I turn on the TV this morning and there is racist Michael Smerconish -- shaved head Philadelphia radio shock jock -- sitting in Imus's studio. Out with the old white male racist, in with the new white male racist! Those black and female faces on MSBNC in the days following the ouster of Imus were just token window dressing. Now we're back to GE's favorite form of news: conservative shock jock.

Smerconish's guest is the mad Camille Paglia, who is nervously babbling that our education system is failing boys and that we should allow them to go straight into factory jobs. Factory jobs? What factory jobs? What parallel universe does she live in?
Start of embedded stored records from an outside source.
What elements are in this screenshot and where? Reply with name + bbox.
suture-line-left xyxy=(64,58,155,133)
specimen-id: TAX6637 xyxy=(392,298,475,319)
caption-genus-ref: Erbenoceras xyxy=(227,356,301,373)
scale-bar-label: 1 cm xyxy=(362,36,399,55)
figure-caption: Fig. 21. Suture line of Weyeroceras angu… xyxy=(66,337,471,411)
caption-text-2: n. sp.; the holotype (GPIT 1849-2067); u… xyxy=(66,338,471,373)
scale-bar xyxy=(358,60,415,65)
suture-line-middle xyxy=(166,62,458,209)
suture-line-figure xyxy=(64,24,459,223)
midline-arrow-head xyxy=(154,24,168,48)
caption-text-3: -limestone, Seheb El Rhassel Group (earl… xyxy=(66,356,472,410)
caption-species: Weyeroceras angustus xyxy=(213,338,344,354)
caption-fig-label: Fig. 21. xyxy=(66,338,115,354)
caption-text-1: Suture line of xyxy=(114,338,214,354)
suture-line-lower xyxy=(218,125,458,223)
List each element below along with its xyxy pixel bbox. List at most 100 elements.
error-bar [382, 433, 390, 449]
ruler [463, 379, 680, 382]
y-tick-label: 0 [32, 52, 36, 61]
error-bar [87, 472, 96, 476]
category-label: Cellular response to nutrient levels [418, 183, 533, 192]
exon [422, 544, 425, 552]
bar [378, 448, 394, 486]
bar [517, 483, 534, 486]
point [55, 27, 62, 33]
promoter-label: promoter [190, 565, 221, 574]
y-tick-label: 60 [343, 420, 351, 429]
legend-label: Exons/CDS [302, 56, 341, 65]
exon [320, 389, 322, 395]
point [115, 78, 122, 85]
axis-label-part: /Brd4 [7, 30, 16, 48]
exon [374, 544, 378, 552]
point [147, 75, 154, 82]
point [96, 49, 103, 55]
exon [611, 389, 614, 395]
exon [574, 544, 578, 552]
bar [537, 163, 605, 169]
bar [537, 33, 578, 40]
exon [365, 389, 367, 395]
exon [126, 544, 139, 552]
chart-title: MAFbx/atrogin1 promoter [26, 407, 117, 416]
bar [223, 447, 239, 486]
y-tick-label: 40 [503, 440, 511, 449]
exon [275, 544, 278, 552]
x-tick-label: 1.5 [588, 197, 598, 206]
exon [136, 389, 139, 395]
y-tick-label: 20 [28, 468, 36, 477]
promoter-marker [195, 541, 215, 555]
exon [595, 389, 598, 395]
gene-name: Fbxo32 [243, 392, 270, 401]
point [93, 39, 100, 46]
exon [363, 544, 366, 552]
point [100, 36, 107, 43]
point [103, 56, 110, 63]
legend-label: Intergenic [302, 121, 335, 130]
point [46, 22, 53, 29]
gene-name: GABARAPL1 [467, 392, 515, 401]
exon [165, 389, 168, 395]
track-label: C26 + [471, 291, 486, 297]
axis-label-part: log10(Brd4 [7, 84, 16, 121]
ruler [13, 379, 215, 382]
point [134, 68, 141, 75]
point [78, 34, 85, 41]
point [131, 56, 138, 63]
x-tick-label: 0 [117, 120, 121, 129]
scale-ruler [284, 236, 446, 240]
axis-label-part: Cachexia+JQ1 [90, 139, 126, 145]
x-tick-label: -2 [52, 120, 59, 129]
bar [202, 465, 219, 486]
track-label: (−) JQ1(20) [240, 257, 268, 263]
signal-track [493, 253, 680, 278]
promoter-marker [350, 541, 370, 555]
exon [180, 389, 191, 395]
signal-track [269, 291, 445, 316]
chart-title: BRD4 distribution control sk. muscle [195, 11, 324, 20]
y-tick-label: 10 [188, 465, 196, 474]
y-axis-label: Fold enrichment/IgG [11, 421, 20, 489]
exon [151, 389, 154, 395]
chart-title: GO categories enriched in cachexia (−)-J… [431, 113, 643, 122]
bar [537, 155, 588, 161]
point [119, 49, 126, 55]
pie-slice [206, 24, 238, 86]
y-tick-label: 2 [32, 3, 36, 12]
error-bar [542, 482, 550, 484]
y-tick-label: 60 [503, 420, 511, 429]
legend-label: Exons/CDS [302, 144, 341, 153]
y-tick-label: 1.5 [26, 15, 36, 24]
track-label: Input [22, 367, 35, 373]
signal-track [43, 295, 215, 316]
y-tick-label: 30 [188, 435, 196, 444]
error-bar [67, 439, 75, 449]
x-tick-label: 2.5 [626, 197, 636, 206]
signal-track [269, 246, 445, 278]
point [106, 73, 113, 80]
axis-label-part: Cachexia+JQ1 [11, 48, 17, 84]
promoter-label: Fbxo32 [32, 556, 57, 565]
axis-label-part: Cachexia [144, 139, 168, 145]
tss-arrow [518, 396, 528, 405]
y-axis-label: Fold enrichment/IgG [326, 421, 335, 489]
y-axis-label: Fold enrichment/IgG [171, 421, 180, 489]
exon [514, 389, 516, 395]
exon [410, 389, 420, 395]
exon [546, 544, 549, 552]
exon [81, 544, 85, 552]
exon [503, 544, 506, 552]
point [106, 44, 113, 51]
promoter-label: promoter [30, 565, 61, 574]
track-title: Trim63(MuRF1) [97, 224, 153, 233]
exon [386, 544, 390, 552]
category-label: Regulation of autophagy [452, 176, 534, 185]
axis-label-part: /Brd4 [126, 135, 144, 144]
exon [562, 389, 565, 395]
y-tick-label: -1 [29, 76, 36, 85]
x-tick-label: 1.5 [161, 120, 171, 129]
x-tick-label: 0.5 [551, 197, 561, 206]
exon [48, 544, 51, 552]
The only good thing about having Paglia on television is that she talks so fast you can't understand her. And she's such a period piece. She announces that she's a Madonna feminist. Does that mean she is going to Africa to adopt a baby? Sheesh.

I read on dailykos last week that the major corporate media was encouraged to take control of the news by Karl Rove in 1999. I guess Rover was very persuasive.

dailykos: Rove Met With Jack Welch in '99 to Create Media Cartel. W/Poll

Patricia Goldsmith, Smirking Chimp: Restore Fairness, Return to Reality

[] As Rep. Louise Slaughter said in a 2004 interview with Bill Moyers, after fairness was defeated,

AM radio rose. It wasn't even gradual, Bill. I mean, almost immediately. And I should point out to you that when we tried to reinstate [the fairness doctrine] again in '93, one of the reasons we couldn't was that Rush Limbaugh had organized this massive uprising against it, calling it "The Hush Rush Law."

Slaughter goes on to explain that the law wouldn't have hushed Rush-that would take more than an act of Congress, I'm afraid-but it would have mandated that time be given to people who represent other sides of any issue discussed by Limbaugh. The same is true for Hannity, O'Reilly, and even Imus. They just wouldn't have the airwaves all to themselves the way they do now.

[]

[I]n 1999 Karl Rove reached out to GE Chairman and CEO Jack Welch, promising radical deregulation for the broadcast industry (GE is the parent company of NBC). This fit right in with some of Welch's thoughts and ambitions. He had long felt that the news division at NBC wasn't living up to its full profit potential. According to a a must-read article, "The Media Cover-up of the Gore Victory Part Four: Democracy, General Electric Style," by David Podvin and Carolyn Kay, that conversation led to some important changes:

Toward that end, Welch said that he would finally deal with a longstanding grievance of his: the ludicrous idea that news organizations should be allowed to operate in conflict with the best interests of the corporations that own them.

. . . The new dimension that Welch introduced was the concept that mainstream media should aggressively advance the political agenda of the corporations that own it. He did not see any difference between corporate journalism and corporate manufacturing or corporate service industries. . . .

In general, he saw corporate news organizations as untapped political resources that should be freed from the burden of objectivity.

. . .

He began to aggressively, but very discreetly, evangelize the gospel of corporate media as a corporate lobbying tool.

. . .

Welch told associates that he enlisted two members of the GE board to assist him in shaping the coverage of the election by other news organizations. . . . They quietly encouraged the executives of the mainstream media organizations to rethink the relationship between news divisions and business organizations.


And a cartel is born. A cartel can be a group of corporations within one industry who meet to set prices.

So, MSNBC, owned by NBC GE, has performed an elaborate corporate charade in firing Imus, but has gone back to furthering its corporate interests by putting a conservative on the air to shape the news in its corporate interests. Wow.